Он дал слабинку, не отказал ей сразу и резко, она, конечно, почуяла проснувшийся к ней интерес и вдруг улыбнулась Антону загадочно и маняще, как бы приглашая его окунуться в ту бездну, которая таилась в ее взгляде.

Этим странным намеком — а искра между ними все-таки проскочила, хотя и не очень большого накала — журналистка все и испортила. Потому что после призывной улыбки Антон решил: задобрить хочет, заманить. А когда прилетят на место, сразу и убежит, не попрощается, не вспомнит. Антон — мужик жизнью битый и не однажды, все эти дамские прикольчики давно уже его раздражают. Лучше бы уж она продолжала ругаться, во всяком случае, выглядела бы искренней. Наверное, командир смог бы как-то пристроить миниатюрную журналистку, но теперь все в нем воспротивилось, восстало против такого решения. Он видел перед собой обыкновенную хитрую лису, повиливающую длинным рыжим хвостом, переменчивую, ненадежную.
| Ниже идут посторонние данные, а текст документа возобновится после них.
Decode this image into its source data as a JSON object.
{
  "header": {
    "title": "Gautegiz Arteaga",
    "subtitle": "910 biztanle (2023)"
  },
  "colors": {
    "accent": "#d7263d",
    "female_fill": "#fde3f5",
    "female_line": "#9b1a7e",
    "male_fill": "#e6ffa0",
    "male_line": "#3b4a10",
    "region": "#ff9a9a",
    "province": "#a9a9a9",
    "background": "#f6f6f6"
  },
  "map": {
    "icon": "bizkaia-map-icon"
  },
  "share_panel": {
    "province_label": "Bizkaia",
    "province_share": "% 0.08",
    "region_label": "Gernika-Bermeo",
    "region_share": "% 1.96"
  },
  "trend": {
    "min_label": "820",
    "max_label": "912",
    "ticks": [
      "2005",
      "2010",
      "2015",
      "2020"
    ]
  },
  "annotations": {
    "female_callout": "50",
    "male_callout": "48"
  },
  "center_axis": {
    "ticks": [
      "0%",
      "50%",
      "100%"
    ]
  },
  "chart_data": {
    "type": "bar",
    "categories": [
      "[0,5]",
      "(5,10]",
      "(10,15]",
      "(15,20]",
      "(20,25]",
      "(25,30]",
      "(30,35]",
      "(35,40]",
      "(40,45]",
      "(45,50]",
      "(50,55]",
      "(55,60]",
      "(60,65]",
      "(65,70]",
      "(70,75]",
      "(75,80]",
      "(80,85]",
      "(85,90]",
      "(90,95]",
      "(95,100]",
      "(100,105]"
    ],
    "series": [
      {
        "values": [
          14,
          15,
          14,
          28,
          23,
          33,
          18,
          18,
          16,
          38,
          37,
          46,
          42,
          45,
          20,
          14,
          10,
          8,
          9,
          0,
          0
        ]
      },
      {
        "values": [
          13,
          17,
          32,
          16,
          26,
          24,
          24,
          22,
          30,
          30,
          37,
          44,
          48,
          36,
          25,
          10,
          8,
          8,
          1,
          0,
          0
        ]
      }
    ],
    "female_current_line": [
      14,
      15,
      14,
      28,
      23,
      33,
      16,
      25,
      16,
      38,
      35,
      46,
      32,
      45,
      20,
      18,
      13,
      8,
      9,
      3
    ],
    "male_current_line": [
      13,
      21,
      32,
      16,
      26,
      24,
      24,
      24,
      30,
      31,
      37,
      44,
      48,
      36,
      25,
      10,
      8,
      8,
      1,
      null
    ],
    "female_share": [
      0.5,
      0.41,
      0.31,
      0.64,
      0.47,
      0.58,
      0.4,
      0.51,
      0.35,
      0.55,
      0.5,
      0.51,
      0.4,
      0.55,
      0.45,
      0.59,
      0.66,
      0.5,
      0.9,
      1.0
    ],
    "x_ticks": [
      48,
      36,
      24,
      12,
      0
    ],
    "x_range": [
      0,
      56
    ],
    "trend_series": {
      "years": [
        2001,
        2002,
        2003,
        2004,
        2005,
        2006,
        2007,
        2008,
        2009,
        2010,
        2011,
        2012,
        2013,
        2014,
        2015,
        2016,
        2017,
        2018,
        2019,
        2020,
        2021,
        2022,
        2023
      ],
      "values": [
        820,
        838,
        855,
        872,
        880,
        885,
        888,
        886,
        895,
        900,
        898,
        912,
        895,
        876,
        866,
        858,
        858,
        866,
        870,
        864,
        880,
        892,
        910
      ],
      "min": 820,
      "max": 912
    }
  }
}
Девушка мгновенно ощутила произошедшую в душе командира перемену. Что-то недоброе блеснуло в его зрачках как отражение далекой грозы. Она поняла, что переборщила. Но было уже поздно. Качалин сделался хмурым, несговорчивым, ей даже на секунду показалось — агрессивным. Желая как-то поправить дело, девушка неуверенно вымолвила:

— Но у меня есть разрешение министра по делам беженцев. Поверьте, это не прихоть, мне просто необходимо лететь в джунгли. Я срочно должна сделать репортаж для своей телекомпании. Это моя работа.

«Очевидно, она привыкла, что ей никто никогда не отказывает, — подумал с раздражением Качалин, — так пускай и утрется своим самомнением. Ей, видите ли, надо делать репортаж! Так делай! Только мы тебе в этом не помощники».

— Вертолет перегружен, — вслух глухо проговорил он, жалея, что вообще встрял в разговор, отнимающий время. — Пассажиров мы не берем.

Лицо девушки мгновенно вспыхнуло, кровь прилила к щекам.

— Но у меня разрешение! — Она в отчаянии сунула под нос Качалина фирменный бланк Министерства по делам беженцев.

— Филькина грамота, — усмехнулся Антон. — Будь у вас даже письмо из Секретариата ООН, я не повезу вас.

— Что значит «филькина грамота»?

«Ну и настырная, — подумал Антон, — она меня уже достала».

— У меня нет времени на пустые препирательства, — сказал он. — Пропустите, наконец, мой ответ вам известен!

Элис Петерсон, по-детски обиженно поджав губы, отошла, освобождая дорогу Качалину. Одернула нервными пальцами блузку, поправила растрепанные ветром волосы. Когда он прошагал мимо, крикнула вслед с горьким отчаянием:

— Счастливого полета, капитан!

Антон чуял спиной ее гневный взгляд, но не обернулся.

За обычной сумятицей дел досадный инцидент в аэропорту как-то подзабылся. Другие хлопоты и заботы навалились на Антона. Качалин ни разу не вспомнил об Элис, полагая, что это была единственная встреча: упрямая девушка с дымчатыми глазами просто мелькнула в его судьбе, как десятки других людей, с которыми он не стремился вступать в отношения долгие и серьезные.

Однако вскоре оказалось, что Антон ошибся.

Прошла неделя.

Экипаж Качалина еще четырежды побывал в джунглях, доставляя необходимые грузы. Сегодняшний рейс был обычным — простая работа вертолетчиков.

Тяжелая винтокрылая машина летела на северо-восток. Искаженная горбатая тень скользила по зеленому покрову джунглей. Маршрут был проложен вдоль берега широкой реки. Внизу, справа по курсу, несся вспененный мутный поток — река вспухла после обильного ночного ливня. Изредка на воде виднелись лодки аборигенов, решившихся побороться с потоком. Пылающий солнечный шар слепил летчиков, заглядывая в кабину справа. Боковой ветер заворачивал хвост вертолета, и Антону приходилось напряженно следить за приборами и ориентирами на земле, о которых изредка напоминал штурман, доворачивать машину, придерживаясь проложенного курса.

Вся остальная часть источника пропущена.